As mentioned previously, curcumin is safe but a few precautions need to be noted:
- Gastric side effect: High dose curcumin may cause stomach upset like symptoms. To avoid this reduce the dose of curcumin and increase gradually if needed. Also, it is advisable to consume it after meals.
- Anti-platelet activity: Curcumin’s antiplatelet activity has been proven in animal studies. Therefore if you are taking a blood thinner or anticoagulant please consult a health practitioner before taking curcumin. To avoid bleeding risks, discontinue use of curcumin 2 weeks prior to any surgical procedure.
- Pregnancy and lactation: The safety of curcumin supplements in pregnancy and lactation hasn’t been confirmed. Hence it is advisable to avoid them in such case.
- Drug interaction: Curcumin interferes in drug metabolism activity and hence it is advised not to take it concomitantly with any medication. It is best to maintain 3-4 hour gap.

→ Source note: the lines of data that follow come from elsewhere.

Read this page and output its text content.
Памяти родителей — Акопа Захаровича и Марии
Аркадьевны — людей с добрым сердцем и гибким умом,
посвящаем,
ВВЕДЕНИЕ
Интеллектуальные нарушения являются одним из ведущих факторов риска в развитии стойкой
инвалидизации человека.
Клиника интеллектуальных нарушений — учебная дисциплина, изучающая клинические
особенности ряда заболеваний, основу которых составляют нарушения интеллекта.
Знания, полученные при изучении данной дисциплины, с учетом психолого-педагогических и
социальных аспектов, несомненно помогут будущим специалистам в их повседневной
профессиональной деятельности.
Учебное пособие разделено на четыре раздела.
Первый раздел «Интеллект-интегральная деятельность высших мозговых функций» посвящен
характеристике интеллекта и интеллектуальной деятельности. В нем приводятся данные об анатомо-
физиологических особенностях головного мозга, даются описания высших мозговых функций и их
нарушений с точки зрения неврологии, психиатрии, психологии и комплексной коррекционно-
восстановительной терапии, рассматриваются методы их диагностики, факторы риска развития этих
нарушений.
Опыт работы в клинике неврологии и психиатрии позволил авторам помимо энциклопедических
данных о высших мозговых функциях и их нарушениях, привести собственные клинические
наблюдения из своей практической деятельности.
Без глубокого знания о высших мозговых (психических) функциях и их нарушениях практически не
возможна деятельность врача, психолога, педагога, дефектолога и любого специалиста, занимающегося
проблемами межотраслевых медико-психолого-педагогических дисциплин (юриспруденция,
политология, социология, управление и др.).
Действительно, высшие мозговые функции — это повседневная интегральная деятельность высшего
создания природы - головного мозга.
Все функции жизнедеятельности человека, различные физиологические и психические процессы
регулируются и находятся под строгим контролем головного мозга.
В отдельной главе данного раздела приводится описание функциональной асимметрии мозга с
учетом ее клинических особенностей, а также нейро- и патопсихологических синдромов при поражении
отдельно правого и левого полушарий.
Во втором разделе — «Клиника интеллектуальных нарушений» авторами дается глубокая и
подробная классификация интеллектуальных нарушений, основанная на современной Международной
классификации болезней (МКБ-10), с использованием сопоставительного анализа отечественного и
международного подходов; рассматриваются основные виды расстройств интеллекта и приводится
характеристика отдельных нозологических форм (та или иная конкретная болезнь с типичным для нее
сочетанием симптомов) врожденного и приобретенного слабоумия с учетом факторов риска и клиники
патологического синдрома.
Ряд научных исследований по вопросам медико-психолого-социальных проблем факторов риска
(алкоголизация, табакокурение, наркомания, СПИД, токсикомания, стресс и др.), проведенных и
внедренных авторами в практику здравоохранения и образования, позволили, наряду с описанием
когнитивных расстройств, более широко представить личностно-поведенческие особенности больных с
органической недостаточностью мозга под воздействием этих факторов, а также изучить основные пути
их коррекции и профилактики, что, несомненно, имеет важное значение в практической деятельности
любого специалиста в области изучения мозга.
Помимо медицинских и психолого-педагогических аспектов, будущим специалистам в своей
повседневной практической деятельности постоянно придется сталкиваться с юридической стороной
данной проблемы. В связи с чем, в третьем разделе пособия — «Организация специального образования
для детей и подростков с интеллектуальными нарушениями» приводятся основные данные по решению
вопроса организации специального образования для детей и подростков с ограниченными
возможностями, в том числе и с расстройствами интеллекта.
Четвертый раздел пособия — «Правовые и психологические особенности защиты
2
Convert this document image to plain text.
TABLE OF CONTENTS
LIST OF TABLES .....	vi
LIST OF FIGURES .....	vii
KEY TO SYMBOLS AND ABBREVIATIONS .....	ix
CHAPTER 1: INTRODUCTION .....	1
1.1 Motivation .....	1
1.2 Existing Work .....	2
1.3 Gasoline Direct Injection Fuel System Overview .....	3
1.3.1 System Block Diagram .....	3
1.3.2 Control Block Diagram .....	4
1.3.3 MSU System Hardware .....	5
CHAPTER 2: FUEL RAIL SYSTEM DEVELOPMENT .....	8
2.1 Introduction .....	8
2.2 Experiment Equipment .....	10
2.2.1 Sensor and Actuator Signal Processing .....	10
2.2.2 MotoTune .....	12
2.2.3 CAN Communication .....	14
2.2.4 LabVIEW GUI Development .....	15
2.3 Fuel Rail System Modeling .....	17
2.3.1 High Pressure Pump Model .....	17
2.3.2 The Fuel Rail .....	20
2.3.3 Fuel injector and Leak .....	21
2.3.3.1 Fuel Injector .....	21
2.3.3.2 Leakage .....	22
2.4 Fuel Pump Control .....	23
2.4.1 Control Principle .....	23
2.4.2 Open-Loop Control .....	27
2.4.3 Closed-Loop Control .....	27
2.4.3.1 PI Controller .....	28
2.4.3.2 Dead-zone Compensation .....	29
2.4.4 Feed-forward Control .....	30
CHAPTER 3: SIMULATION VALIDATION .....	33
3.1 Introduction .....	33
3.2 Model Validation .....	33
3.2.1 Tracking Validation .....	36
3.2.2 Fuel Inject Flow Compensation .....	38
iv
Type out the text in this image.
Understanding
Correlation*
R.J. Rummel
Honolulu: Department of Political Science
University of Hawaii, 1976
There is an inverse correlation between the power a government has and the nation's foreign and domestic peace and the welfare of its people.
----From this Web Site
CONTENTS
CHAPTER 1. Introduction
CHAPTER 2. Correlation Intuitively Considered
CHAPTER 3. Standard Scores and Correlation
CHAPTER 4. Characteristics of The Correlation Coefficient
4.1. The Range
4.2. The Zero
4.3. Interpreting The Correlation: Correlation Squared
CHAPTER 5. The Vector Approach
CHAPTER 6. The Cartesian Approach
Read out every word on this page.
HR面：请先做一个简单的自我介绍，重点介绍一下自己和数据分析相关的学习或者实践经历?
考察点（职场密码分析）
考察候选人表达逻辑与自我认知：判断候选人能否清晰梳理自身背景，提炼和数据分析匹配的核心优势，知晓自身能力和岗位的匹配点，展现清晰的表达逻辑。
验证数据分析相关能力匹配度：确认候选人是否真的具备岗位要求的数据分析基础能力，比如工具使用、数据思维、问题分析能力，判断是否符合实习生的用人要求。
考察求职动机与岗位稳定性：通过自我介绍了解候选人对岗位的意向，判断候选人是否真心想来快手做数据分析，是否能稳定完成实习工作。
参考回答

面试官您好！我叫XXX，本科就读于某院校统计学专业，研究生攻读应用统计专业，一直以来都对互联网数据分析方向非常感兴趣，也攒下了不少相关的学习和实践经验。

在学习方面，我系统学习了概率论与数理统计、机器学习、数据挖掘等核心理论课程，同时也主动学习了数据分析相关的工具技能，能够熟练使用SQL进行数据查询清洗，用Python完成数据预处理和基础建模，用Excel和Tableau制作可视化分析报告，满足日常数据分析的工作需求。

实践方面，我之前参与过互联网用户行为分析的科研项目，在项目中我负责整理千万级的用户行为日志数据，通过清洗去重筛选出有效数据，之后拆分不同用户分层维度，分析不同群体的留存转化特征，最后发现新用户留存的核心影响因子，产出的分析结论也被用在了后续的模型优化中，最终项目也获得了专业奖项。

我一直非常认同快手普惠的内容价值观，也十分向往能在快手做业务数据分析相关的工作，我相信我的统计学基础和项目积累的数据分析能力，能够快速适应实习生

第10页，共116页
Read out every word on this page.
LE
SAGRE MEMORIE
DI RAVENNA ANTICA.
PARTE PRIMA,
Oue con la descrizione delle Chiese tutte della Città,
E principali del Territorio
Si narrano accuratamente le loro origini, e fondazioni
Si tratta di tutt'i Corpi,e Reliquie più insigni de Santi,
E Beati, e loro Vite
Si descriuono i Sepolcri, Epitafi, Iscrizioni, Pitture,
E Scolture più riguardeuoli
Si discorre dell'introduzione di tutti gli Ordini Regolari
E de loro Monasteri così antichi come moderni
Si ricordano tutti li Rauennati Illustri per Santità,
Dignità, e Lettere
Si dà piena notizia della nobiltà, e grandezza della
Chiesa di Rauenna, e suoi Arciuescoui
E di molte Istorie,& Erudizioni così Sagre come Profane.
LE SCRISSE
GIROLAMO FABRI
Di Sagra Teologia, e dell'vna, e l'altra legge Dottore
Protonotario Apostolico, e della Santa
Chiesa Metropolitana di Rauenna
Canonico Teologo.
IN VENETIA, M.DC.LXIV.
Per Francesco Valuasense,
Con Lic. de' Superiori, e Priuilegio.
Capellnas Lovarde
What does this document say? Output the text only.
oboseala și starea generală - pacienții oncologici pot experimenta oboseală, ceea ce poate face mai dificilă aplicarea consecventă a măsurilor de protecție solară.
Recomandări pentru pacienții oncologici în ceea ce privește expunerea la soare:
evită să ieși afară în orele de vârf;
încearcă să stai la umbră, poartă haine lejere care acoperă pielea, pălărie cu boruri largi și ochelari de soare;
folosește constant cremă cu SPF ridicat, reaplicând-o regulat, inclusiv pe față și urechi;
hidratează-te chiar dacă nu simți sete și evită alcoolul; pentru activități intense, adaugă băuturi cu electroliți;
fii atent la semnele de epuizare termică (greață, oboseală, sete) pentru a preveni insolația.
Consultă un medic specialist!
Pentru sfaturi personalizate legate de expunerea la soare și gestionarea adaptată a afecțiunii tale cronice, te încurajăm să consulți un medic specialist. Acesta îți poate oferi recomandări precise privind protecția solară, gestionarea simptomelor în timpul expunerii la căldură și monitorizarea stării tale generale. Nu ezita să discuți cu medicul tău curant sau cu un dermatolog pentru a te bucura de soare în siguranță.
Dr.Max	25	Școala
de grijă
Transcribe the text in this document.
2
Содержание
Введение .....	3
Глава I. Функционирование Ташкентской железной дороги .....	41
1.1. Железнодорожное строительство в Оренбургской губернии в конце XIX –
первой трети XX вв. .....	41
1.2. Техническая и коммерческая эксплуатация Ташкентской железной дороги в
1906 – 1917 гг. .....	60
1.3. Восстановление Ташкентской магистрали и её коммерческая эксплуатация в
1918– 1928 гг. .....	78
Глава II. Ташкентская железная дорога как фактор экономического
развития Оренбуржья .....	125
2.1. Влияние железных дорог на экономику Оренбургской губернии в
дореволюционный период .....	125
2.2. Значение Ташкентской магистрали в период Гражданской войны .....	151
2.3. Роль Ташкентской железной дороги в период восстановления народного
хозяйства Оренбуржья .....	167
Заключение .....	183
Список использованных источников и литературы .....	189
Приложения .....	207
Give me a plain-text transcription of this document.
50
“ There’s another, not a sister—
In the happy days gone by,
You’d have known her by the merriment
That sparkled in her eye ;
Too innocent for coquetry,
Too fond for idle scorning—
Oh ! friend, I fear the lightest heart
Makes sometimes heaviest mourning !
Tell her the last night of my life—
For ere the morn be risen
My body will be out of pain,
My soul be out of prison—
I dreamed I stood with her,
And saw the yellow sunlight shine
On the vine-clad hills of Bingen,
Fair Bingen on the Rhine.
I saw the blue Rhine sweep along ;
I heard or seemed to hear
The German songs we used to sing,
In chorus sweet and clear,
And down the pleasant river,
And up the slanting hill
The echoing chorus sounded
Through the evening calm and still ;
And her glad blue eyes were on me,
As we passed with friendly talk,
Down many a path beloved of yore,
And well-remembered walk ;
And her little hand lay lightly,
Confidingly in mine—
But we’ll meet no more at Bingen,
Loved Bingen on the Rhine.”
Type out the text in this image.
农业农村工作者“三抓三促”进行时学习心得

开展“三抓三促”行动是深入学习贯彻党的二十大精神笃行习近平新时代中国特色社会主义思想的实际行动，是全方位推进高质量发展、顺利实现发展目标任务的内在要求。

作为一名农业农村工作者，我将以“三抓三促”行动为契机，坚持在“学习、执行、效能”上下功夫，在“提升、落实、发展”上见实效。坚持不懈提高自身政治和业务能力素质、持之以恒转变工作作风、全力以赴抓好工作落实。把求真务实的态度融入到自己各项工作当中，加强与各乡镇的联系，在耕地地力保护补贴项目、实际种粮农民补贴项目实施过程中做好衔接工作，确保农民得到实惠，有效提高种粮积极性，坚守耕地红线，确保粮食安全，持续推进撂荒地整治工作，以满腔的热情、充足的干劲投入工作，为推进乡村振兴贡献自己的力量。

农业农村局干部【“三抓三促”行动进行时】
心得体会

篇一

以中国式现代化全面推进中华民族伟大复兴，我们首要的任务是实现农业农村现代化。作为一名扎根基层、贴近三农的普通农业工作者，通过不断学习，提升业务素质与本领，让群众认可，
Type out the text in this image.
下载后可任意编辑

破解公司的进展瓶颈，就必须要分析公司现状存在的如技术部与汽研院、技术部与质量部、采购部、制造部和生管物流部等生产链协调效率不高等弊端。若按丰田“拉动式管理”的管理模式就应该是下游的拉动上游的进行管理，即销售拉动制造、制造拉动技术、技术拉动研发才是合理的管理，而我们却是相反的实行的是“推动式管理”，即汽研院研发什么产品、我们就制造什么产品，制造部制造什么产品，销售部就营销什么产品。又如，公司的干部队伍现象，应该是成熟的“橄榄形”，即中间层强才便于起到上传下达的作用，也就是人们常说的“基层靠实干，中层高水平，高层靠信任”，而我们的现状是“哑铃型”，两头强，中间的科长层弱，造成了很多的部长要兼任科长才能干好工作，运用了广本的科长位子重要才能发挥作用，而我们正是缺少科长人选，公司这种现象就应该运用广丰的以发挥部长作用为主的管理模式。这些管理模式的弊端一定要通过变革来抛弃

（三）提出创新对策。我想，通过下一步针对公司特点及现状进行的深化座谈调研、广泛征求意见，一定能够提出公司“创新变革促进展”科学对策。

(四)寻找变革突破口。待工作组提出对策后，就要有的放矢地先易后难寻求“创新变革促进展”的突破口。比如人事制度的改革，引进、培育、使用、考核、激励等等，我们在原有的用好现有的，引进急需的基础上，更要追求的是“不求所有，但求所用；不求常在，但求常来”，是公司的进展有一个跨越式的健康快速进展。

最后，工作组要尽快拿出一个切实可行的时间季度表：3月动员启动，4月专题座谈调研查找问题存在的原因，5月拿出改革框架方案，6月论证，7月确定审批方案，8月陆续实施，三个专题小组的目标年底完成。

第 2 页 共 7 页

- Gallbladder obstruction: Research proves curcumin can cause gall bladder obstruction at low doses so if suffering from active gallbladder obstruction, avoid curcumin supplements as it may cause painful contractions.
Curcumin is one of the bioactive compounds found in the herb and spice turmeric. Curcuminoids are other compounds that are related to curcumin and found naturally in turmeric.
Since over the last decade, curcumin has been actively researched upon and over 200 pharmacological properties of curcumin have been identified.
Curcumin has limited bioavailability but despite of that, it shows therapeutic activity by virtue of its metabolites.
Curcumin’s low bioavailability can be counteracted by adjuvants like bioperine.
The mechanism behind curcumin’s unique action to act on multiple biochemical targets is still not clearly identified by science but this property of curcumin makes it an attractive wholesome approach of treating and managing various health conditions.
Dietary turmeric is a great way of getting your daily dose of curcumin for health benefits.